Teach the ear to hear the harmonics by sustaining very long tones with your natural singing voice while, as slowly as possible, and with the minutest of oral movements, stretch out some vowels sounds. Then as you continue to sustain a steady tone while stretching vowels sounds, relax and just listen. Don't yet  try to hear any harmonics in the sound yet. Instead, just place all your focus on your hearing of the sound, and all the while feeling the vibrations of the sound in your body. Direct all the senses, and even the inner senses of the imagination, toward sounding and sensing. When you begin to hear a kind of melody, a changing of flute-like sine tones, over or within your droning, you're beginning to hear your own overtones.

The ear leads the voice. Listening, in the most all-embracing sense, yields to almost all of the most desirable improvements.

So, one improves and reaches the desired level of ability. Then one asks, "What can I do with this?"

The human nervous system is programmed to seek out improvements. Perhaps this condition of continual betterment is the deep impulse to evolve , but it is also the source of much misery, as even when one has something great, one wonders of having something even greater. In leaving the great for the greater, and finding there is no greater, one returns to the great, but sometimes to find it gone.

In contrast, we might perceive the great thing as great in itself, and we declare to be totally satisfied, but then we ask, "What use is it?" or "What can I do with that?"

Like meditation, singing overtones is an end in itself, and needs no purpose to evince its value. In way, it is totally useless, as is meditation, but therein lies its highest use!

The moment we desire some end from the process of singing, we have lost the purpose. Desire for something more than the act itself diminishes the quality of of the act.

However, I have made some use of overtone singing in creating eleven mystical love songs in a collection of songs known as "The Me Machine."

For many more years that I have taught, I have struggled conceptually with what to do with overtone singing, to whom it belongs, whether I should be teaching it at all, and how best to share it with others.

Forced into live performance on occasion for need of money, I had to come up with something to do to keep the show going. Overtone singing alone can't always fill an hour-long set. So, when not overtone singing, I would sing or recite lyrics of my own smart-ass design, or play trumpet, and generate looping drones of any of those sound sources to support the lead melody. After a few performances, I found I had a body of "songs," which audiences found amusing.

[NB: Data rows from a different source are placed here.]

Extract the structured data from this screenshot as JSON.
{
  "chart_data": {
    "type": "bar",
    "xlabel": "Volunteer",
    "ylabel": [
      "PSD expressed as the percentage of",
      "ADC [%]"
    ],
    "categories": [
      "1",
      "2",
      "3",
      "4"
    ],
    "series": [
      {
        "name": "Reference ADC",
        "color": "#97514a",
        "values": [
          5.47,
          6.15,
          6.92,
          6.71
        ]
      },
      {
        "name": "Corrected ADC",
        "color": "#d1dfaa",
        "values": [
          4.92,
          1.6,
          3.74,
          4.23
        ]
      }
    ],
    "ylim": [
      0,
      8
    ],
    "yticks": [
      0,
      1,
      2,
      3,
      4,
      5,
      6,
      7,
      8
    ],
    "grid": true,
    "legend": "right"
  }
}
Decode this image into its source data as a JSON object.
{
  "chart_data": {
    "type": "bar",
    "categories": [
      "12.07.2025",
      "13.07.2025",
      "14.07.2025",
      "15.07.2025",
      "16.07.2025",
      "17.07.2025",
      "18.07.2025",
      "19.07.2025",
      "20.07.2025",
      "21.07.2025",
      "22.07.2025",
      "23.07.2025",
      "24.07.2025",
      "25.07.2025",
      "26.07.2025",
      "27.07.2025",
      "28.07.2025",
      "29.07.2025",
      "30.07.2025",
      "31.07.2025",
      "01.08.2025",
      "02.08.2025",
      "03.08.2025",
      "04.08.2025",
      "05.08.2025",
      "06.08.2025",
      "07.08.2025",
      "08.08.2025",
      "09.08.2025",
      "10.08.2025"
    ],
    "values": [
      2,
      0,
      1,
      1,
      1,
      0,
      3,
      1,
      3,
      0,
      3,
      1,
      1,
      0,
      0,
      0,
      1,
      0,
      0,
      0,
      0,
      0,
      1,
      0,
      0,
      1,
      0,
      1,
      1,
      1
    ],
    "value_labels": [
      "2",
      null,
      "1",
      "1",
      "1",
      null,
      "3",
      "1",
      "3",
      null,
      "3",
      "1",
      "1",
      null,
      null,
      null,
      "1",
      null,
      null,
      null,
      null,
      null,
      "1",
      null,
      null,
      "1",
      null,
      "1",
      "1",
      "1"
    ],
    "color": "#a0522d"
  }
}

These songs are studio creations that employ much layering of overtone singing. These vocal layers provide accompaniment to the principal singing of lyrics that either switches to mini-solos of obvious overtone singing styles. When the overtone singing is not obvious, the singing is still performed with a subtle enhancement of the overtones. Nevertheless, all the sounds on this album were created with an enhanced awareness of harmonic overtones, and my awareness of of the overtones might be apparent to the listener.

The lyrics are mystically romantic. The text also contains little lists of philosophical aphorisms that I need to remember.

So, I have used overtone singing to produce an end, a product, an album of songs. The songs are blatantly popular, yet still weird enough to keep it all from falling into the pit of illuminati pop. And I can't say I like them all, and I can't even believe they are from me. But I didn't do them for me. I made these songs for those that love me, and I took care to be sure that the music would have maximum universality for the diversity of my loved ones, and how thankful I am for the diversity of all the strange angels in my life.

They only indicator of success I desire is for them, and that one, to love this music.

Finally, I hope my use of overtone singing honors the beauty of solo singing while including it in the style of the popular song. Meanwhile, I shall set to work on the next improvement, the next whim of my desire, which I will soon share with you, with the beloved, and with the One.